Before joining NCFL, Smith served as the senior director of Global Delivery at the National Geographic Society, where she oversaw the implementation and programming of domestic and global education strategies. Prior to that, Smith served as Assistant Superintendent of Teaching and Learning at Jefferson County Public Schools in Louisville, KY. She has also served as a senior program officer at the Bill & Melinda Gates Foundation and as associate commissioner for the Kentucky Department of Education. She began her career as an elementary classroom teacher and taught at the University of Kentucky. Recognized as an Aspen-Pahara Education Fellow, she serves on several national, regional, and state boards, including the Institute for Educational Leadership’s National Action Commission and New America’s National Commission on Learning Ecosystems. Smith also serves as Vice Chair of the Southern Regional Education Board. She serves as a coordinating council member of the Adult Literacy & Learning Impact Network (ALL IN).

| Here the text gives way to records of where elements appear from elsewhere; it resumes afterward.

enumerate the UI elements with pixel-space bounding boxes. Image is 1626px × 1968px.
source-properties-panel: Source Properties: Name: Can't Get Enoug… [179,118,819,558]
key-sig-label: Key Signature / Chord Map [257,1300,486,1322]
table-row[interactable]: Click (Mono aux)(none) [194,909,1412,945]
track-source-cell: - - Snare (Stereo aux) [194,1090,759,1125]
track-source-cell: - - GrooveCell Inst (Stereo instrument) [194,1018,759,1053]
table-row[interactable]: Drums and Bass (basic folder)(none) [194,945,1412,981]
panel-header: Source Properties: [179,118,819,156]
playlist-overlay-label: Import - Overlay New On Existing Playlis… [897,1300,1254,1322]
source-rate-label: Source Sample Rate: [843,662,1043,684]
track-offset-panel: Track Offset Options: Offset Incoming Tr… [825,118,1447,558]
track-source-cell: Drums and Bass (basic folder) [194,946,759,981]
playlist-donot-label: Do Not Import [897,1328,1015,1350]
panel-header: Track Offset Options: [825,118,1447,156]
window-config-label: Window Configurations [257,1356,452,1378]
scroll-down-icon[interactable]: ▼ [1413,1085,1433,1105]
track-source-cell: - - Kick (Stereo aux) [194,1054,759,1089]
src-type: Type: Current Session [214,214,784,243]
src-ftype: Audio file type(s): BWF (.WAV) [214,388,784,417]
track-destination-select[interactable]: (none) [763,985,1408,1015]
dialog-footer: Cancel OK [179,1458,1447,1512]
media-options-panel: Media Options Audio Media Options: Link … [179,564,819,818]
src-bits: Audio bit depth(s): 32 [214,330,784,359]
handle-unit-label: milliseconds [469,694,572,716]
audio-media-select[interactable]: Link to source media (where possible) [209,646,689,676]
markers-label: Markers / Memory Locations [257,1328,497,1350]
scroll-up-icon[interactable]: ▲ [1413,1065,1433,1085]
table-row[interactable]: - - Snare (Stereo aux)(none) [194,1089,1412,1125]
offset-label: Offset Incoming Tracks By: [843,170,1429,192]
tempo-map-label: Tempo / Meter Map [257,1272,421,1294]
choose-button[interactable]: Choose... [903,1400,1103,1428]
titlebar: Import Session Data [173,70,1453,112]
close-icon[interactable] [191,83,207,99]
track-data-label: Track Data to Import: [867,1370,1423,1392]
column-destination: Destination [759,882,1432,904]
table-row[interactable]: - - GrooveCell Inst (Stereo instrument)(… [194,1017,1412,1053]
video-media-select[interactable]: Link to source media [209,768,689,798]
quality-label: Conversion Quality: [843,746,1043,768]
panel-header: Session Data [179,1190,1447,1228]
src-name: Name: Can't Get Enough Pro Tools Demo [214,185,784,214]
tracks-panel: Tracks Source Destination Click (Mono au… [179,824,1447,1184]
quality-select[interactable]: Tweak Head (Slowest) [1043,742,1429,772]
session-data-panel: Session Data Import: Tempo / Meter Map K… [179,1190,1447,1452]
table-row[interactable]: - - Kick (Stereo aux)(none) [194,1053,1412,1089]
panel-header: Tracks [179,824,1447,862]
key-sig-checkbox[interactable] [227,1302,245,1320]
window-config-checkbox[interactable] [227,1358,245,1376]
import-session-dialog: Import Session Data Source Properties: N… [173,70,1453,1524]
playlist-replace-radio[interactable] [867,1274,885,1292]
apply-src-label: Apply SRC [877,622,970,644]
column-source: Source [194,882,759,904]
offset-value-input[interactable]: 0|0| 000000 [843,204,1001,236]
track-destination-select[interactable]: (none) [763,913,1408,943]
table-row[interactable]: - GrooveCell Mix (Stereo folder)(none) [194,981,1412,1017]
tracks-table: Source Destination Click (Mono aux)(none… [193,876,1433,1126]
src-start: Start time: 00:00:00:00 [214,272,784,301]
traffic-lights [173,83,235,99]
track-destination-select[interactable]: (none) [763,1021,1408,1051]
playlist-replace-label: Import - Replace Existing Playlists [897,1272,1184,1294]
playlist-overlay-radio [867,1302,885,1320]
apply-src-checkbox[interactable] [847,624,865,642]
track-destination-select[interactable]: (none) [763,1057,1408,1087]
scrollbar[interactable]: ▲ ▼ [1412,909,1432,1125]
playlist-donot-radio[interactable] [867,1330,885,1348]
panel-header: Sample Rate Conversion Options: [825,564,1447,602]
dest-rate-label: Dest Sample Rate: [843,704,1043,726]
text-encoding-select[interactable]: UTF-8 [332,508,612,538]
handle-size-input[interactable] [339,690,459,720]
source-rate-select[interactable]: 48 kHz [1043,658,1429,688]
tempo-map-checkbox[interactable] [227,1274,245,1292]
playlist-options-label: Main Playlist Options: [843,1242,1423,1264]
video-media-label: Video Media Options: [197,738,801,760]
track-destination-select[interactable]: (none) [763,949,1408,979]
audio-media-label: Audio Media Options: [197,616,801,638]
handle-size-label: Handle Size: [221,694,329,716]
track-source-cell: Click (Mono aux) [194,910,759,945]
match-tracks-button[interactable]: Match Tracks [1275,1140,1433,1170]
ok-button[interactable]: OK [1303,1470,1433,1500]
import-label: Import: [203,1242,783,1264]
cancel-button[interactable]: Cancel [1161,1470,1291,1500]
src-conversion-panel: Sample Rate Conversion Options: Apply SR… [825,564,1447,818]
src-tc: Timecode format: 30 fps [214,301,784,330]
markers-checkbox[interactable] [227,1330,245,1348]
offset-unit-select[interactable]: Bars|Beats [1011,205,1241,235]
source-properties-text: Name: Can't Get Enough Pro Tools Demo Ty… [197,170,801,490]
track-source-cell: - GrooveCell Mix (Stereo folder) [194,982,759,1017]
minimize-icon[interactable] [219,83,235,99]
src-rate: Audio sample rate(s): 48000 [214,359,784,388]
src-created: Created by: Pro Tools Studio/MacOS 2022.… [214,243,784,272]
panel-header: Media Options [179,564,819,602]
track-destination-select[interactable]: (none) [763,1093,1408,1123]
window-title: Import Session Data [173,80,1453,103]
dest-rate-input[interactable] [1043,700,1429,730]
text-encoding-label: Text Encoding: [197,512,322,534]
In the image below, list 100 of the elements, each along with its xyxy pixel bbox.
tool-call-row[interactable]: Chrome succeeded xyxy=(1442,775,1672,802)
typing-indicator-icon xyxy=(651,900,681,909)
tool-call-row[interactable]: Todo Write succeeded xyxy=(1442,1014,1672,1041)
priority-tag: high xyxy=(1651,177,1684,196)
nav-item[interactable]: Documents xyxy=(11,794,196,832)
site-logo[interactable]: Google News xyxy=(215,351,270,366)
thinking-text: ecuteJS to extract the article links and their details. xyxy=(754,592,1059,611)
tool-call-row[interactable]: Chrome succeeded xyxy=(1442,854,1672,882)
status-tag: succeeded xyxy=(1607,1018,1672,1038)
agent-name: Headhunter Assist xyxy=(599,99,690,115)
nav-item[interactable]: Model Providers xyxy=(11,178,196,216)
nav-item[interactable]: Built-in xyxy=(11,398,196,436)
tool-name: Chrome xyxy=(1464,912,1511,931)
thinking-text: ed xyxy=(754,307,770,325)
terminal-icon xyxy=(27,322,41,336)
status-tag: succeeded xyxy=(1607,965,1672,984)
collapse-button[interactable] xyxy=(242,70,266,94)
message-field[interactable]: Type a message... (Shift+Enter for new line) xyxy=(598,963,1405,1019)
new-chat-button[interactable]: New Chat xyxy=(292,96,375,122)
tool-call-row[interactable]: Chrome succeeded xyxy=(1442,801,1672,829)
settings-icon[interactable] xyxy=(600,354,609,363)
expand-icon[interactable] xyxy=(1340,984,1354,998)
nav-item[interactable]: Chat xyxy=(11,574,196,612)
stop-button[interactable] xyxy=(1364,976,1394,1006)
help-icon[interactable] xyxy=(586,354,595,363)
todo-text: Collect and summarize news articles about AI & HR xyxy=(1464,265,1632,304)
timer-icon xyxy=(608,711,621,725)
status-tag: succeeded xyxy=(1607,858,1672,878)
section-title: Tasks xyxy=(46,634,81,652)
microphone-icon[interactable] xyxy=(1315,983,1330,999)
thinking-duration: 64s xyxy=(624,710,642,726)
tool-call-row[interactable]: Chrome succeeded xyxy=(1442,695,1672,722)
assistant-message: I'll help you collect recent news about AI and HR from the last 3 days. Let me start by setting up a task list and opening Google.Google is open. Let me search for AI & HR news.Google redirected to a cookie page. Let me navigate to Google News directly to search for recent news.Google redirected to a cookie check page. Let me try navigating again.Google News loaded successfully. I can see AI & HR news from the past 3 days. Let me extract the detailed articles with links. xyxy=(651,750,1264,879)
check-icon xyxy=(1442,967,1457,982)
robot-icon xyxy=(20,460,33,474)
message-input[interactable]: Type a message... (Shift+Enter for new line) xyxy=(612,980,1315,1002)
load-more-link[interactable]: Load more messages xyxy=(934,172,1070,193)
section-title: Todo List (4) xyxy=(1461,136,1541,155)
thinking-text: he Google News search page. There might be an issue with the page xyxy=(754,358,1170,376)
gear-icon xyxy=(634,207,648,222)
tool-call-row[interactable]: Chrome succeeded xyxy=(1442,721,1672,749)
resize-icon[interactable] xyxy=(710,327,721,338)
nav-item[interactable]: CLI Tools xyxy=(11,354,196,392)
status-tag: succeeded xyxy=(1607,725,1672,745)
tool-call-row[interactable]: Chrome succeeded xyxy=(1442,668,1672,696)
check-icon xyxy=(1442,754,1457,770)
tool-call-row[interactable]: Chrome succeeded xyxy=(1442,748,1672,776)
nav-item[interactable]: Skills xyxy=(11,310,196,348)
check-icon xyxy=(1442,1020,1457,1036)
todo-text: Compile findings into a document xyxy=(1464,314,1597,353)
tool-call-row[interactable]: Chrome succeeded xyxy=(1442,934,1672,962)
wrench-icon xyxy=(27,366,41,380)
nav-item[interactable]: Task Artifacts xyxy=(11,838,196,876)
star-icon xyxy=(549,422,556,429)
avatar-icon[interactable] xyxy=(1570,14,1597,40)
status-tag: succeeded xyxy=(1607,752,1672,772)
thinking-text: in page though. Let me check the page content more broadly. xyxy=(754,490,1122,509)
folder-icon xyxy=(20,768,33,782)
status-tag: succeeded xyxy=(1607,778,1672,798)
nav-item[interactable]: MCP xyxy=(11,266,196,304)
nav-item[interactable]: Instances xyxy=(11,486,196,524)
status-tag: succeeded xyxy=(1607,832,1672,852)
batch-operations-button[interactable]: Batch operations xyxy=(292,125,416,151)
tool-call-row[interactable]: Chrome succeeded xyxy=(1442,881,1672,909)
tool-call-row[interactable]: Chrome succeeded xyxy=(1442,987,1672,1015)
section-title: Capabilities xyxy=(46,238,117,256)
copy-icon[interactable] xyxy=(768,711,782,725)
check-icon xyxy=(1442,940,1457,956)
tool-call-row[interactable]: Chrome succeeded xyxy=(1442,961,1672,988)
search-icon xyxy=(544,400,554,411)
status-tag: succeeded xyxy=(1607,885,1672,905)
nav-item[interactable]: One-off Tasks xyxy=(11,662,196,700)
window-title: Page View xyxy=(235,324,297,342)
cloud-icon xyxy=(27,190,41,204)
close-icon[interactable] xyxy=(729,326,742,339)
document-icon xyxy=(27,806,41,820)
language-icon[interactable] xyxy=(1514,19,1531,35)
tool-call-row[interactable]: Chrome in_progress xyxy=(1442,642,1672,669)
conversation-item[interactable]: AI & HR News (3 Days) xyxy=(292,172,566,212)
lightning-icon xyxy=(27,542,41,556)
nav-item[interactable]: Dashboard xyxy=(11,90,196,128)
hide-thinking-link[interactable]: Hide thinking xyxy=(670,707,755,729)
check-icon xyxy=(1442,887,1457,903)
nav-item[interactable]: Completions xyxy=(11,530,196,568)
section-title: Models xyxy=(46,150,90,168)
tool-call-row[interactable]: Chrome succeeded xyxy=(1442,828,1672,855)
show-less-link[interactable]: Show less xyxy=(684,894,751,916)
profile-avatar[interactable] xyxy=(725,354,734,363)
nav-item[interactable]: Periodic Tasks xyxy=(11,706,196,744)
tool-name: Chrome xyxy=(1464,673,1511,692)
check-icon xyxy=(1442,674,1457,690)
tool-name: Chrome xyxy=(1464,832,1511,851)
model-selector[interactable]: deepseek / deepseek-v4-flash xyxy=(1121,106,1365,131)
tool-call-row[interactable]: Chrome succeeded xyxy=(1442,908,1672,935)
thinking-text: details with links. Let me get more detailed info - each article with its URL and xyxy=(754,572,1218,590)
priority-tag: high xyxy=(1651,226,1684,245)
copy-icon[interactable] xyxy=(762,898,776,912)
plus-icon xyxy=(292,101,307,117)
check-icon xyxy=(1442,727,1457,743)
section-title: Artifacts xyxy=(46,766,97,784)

Smith holds an Ed.D. in Educational Leadership and Administration and an M.A. in Elementary Education, with an emphasis on child and adult literacy development.

Frederick J. Riley is passionate about the development of communities and people. He is the Executive Director of Weave: The Social Fabric Project at the Aspen Institute. He spent nearly 2 decades working to ensure a positive life trajectory for youth with a focus on urban, underserved communities and poverty. He has served as Chief Advancement Officer for the Cincinnati YMCA, National Director of Urban Development for YMCA of the USA and has had held similar positions with YMCA of Southwest Illinois, Metro Atlanta YMCA, and, nationally, with the National Conference of Black Mayors.